Jiachao Cao1, Yumin Mao1, Bo Dong1, Wei Guan1, Jia Shi1 and Suinuan Wang1

1Department of Neurosurgery, The Third Affiliated Hospital of Soochow University, Changzhou, China

Correspondence to:

Suinuan Wang, email: [email protected]

Keywords: atherosclerosis, Chlamydia pneumonia, cytomegalovirus, specific antigen, immunohistochemistry detection

Received: April 04, 2017     Accepted: June 04, 2017     Published: July 18, 2017

ABSTRACT

To explore the relationship between certain pathogens, such as chlamydia pneumonia (Cpn) and cytomegalovirus (CMV), and carotid atherosclerosis (AS) in a Chinese population.Twenty-five carotid atherosclerotic stenosis patients from the Beijing Tiantan Hospital (affiliated with Capital Medical University) participated in the study. After undergoing digital subtraction angiography (DSA) and/or computed tomography angiography (CTA), the degree of carotid artery stenosis was over 70% in all cases, and the patients underwent carotid endarterectomy. Plaque specimens were obtained during surgery. The streptavidin-peroxidase (SP) method was used to test the Cpn and CMV antigens in the specimens, and the relationship between the Cpn and CMV pathogen infections and AS was analyzed based on the test results. In the group of 25 carotid atherosclerotic specimens, the detection rate of the Cpn-specific antigens was 84.0% (21/25). In the control group, the detection rate was 13.3% (2/15) in the ascending aortic intima. Thus, the between-group difference was significant (P<0.01). The CMV-specific antigen detection rate was 72.0% (18/25) using the same experimental group specimens, and the detection rate was zero in the control group. Thus, there were significant between-group differences (P<0.01). Due to the high detection rate of Cpn- and CMV-specific antigens in carotid atherosclerotic plaque in a Chinese population, it can be inferred that pathogens such as Cpn and CMV are one factor associated with carotid atherosclerosis.


INTRODUCTION

Atherosclerotic cardiovascular disease has become a leading cause of death in humans. Its traditional risk factors include hyperlipidemia, hypertension, glycuresis, smoking, age, and familial hereditary history [1], but in recent years, increasing evidence has shown that some pathogen infections can promote the occurrence and development of cerebrovascular AS [2][3][4]. The correlation between chlamydia pneumonia (Cpn) and coronary atherosclerotic heart diseases was first reported by Saikku et al. in 1988 [5]. Since then, numerous AS-related pathogens have been discovered. The most common pathogens are Cpn and cytomegalovirus (CMV) [6], but their relationship with As remains unclear. This study discusses the relationship between the Cpn and CMV pathogens and AS by detecting the existence of Cpn and CMV in atheromatous plaque, which was obtained after carotid endarterectomy (CEA) using immunohistochemical methods.

RESULTS

The immunohistochemical manifestations of Cpn and CMV

The immunohistochemical analysis of Cpn and CMV in the carotid atherosclerotic plaque of the 25 patients in experimental group: ① the Cpn antigens are shown as brown or coffee granules, and their positive granules are expressed in the cytoplasm and nucleus (Figure 1). ② The location of the positive expression of CMV antigens was similar to that of Cpn, but their positive granules primarily existed in cytoplasm and were expressed in a few nuclei (Figure 2).
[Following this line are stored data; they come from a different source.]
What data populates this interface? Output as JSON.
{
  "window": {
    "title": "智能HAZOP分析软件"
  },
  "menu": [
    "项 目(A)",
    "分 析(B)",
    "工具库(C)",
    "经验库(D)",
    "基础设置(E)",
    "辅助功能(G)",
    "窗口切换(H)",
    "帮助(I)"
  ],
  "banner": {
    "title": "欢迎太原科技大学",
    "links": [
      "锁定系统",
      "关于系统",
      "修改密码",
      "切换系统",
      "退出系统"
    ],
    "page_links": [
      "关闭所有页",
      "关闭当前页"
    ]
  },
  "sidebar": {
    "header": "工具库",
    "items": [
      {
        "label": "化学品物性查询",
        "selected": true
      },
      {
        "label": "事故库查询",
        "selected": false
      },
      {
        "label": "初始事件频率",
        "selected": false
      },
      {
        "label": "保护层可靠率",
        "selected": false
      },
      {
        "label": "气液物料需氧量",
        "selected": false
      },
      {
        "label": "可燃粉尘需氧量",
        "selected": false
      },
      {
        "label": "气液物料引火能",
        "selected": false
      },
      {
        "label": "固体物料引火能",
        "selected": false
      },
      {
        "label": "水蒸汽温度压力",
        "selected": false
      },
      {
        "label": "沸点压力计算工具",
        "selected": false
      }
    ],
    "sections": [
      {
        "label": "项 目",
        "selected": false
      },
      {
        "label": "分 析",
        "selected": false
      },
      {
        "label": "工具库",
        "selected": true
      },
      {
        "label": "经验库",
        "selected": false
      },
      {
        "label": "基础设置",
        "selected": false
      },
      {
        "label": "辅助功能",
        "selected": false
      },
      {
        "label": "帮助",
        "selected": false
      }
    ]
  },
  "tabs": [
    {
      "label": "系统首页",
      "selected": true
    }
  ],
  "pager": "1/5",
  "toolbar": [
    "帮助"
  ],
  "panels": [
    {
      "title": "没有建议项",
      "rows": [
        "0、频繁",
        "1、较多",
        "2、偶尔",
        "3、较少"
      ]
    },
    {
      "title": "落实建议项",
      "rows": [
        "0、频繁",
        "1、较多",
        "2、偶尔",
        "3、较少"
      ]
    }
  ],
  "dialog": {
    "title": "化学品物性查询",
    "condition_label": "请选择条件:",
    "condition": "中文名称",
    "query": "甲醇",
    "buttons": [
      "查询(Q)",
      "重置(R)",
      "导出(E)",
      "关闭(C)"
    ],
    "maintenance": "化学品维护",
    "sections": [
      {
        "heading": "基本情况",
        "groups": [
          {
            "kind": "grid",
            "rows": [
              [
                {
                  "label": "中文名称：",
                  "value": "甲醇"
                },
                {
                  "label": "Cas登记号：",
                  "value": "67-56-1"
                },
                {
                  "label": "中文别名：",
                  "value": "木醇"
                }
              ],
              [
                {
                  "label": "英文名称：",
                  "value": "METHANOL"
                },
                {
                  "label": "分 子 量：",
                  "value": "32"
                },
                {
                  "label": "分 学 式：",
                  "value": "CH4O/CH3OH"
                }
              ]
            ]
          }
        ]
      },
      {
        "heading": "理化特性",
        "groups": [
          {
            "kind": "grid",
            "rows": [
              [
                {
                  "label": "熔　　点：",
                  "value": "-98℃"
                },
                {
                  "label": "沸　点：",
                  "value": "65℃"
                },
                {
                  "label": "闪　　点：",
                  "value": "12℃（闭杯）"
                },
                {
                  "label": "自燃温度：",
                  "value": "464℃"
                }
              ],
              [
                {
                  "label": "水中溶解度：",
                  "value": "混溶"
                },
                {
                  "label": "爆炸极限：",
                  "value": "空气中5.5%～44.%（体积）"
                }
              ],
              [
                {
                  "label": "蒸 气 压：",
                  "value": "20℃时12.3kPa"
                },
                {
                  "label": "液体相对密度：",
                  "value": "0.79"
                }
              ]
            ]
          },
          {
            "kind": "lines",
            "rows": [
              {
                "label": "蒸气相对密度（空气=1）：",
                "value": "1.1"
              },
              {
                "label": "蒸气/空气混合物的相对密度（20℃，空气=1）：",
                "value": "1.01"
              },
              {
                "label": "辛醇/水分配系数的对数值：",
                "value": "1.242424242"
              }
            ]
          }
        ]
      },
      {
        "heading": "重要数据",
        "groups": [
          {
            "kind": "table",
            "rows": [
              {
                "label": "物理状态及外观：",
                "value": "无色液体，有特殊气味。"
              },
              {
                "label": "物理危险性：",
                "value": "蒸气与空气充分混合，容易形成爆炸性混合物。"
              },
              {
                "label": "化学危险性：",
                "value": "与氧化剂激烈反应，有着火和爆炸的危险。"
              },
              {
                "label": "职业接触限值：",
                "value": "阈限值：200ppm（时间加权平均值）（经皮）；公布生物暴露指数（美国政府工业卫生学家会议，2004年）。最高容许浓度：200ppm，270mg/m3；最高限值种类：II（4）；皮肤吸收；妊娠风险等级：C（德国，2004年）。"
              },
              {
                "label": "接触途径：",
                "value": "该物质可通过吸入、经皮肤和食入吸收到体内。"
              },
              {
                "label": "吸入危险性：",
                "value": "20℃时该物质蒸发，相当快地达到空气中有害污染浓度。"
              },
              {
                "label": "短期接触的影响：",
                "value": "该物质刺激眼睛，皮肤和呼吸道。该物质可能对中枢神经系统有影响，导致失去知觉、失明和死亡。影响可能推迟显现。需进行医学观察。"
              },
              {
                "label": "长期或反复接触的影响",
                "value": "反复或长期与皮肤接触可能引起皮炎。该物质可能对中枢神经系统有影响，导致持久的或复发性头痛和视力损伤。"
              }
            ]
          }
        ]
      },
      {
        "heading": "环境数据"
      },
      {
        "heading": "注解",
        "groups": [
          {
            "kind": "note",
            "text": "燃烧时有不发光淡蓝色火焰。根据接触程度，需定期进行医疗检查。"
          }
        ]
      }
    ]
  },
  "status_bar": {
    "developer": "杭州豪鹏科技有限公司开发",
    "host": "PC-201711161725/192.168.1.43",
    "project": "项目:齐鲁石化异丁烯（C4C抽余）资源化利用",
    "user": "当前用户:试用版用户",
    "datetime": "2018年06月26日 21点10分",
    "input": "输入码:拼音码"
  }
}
The immunohistochemical staining results of Cpn in carotid atherosclerotic plaque (40&#x00D7;, 100&#x00D7;, 200&#x00D7; and 400&#x00D7;, respectively).

Figure 1: The immunohistochemical staining results of Cpn in carotid atherosclerotic plaque (40×, 100×, 200× and 400×, respectively). Low power microscopy illustrates the serious stenosis of arterial lumen with the formation of blood clots. The nuclei stain is blue, and the granules of Cpn antigens are brown or coffee colored.

The immunohistochemical staining results of CMV in carotid atherosclerotic plaque (200&#x00D7; and 400&#x00D7;, respectively).

Figure 2: The immunohistochemical staining results of CMV in carotid atherosclerotic plaque (200× and 400×, respectively). The nuclei stain is blue, and the granules of CMV antigens are brown or coffee colored.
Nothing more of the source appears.